川地自身がテイクオフして案内することにした。


出て直ぐ左に、リッジで二三回振り高度を稼いだ後、

南側の上がるポイントへ一気に移動して、

サーマルをヒットしてトップアウト。

標高1000mまで上がるのに、5分足らずだった。



これを見て付いて来た受講生と更に南側に移動。実はこの時、

南西方向から 『 白いカーテン 』 が近付いてきていたのだ。


この正体は定かではないが、推測では、

海岸沿いの水蒸気と高雄市付近の排気ガスを

非常に多く含んだ汚れた空気であると思われる。

いずれにせよ、空気が見えるのはチョッと不気味だ。 (゜д゜;)


質の違う空気、今回のような 『 白いカーテン 』 の移動は、

時として大きな波動を生む。

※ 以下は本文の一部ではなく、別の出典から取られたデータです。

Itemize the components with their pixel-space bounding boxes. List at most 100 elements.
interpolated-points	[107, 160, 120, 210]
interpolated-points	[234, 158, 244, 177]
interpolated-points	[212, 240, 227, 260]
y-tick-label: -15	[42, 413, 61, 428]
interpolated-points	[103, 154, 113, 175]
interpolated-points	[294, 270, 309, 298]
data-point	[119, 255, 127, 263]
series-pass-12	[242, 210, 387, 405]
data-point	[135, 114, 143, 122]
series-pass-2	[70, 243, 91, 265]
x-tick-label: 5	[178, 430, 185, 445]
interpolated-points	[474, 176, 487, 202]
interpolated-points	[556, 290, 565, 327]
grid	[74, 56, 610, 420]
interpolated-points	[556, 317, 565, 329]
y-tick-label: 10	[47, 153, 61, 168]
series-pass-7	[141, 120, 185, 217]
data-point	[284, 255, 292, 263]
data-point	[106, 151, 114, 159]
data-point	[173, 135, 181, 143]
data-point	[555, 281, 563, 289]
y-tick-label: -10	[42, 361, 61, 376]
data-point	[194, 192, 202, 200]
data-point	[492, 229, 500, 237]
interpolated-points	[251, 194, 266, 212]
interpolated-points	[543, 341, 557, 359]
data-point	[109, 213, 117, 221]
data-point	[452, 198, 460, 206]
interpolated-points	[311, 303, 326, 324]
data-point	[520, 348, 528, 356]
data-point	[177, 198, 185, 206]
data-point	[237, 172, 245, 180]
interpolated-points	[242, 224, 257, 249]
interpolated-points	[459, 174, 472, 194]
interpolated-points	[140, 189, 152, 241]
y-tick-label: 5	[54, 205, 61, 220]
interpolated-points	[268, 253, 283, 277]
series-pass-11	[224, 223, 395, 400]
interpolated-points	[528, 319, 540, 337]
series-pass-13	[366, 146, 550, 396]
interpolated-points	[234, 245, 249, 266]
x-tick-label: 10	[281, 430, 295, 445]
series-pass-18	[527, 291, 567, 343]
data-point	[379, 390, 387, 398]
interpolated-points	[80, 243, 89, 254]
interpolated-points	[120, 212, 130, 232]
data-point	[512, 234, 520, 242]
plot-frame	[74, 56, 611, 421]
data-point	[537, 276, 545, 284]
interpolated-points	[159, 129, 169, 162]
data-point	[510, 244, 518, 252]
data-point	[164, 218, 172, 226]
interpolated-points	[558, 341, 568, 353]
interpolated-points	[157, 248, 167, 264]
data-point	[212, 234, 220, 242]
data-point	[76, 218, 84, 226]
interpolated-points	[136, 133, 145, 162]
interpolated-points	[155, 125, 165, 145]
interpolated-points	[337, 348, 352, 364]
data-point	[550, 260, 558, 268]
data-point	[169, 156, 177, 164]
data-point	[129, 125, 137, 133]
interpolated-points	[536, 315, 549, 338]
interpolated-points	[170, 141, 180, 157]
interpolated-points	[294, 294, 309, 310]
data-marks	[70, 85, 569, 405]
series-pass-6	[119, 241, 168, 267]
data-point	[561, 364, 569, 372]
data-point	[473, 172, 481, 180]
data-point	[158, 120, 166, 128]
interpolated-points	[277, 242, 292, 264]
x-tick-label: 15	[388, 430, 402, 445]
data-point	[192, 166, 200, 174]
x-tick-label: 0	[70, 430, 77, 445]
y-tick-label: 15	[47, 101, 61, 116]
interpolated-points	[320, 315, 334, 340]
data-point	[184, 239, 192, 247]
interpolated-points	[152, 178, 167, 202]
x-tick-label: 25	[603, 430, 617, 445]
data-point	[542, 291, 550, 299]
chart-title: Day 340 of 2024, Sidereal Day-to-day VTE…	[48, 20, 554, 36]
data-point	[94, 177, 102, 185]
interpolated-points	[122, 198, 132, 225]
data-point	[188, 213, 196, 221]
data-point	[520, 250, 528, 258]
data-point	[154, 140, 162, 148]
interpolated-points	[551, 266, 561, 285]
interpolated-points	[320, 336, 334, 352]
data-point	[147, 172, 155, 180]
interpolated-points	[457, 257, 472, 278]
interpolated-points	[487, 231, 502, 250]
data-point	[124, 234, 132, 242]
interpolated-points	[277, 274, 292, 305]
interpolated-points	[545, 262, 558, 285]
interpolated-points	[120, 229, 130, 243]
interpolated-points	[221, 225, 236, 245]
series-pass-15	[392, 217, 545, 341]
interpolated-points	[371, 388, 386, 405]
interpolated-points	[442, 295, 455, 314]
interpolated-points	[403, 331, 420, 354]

丁度、静かな湖面に波立つ波紋の様に!


津波が来る前触れに海水が引くかの様に、

先程まで、テイクオフの上で調子良く上がっていた機体が、

急速に高度を落とし始めた。


実は川地が余りにも調子良く上がったので、

直感的に何か変だと思っていたのだ。

だから奥の高い所に逃げていたのだ。

川地に付いて来た受講生は生き延びることが出来た。



次は、強い上昇帯が来るだろう。

その後高く上がらなくなるはずだ。

すかさずXCに出る事を全員に告げた。



『 白いカーテン 』 と共に北に移動した。

高くなった人から先に行かせたが、その先は上がらないので、

結局、 『 白いカーテン 』 と共に追いつくことになった。


昨日とは違い、標高で1000m強しか上がらないが、

それ程高度も落ちないので、34kmまで距離を延ばす事が出来た。



夜は、初日に食べた小龍包を食べに行った。

良く考えたら、あの時は先行して着いた組だけで食べたので、

大半のメンバーは食べた事が無かったのだ。

今日も全員笑顔の夕食会となった。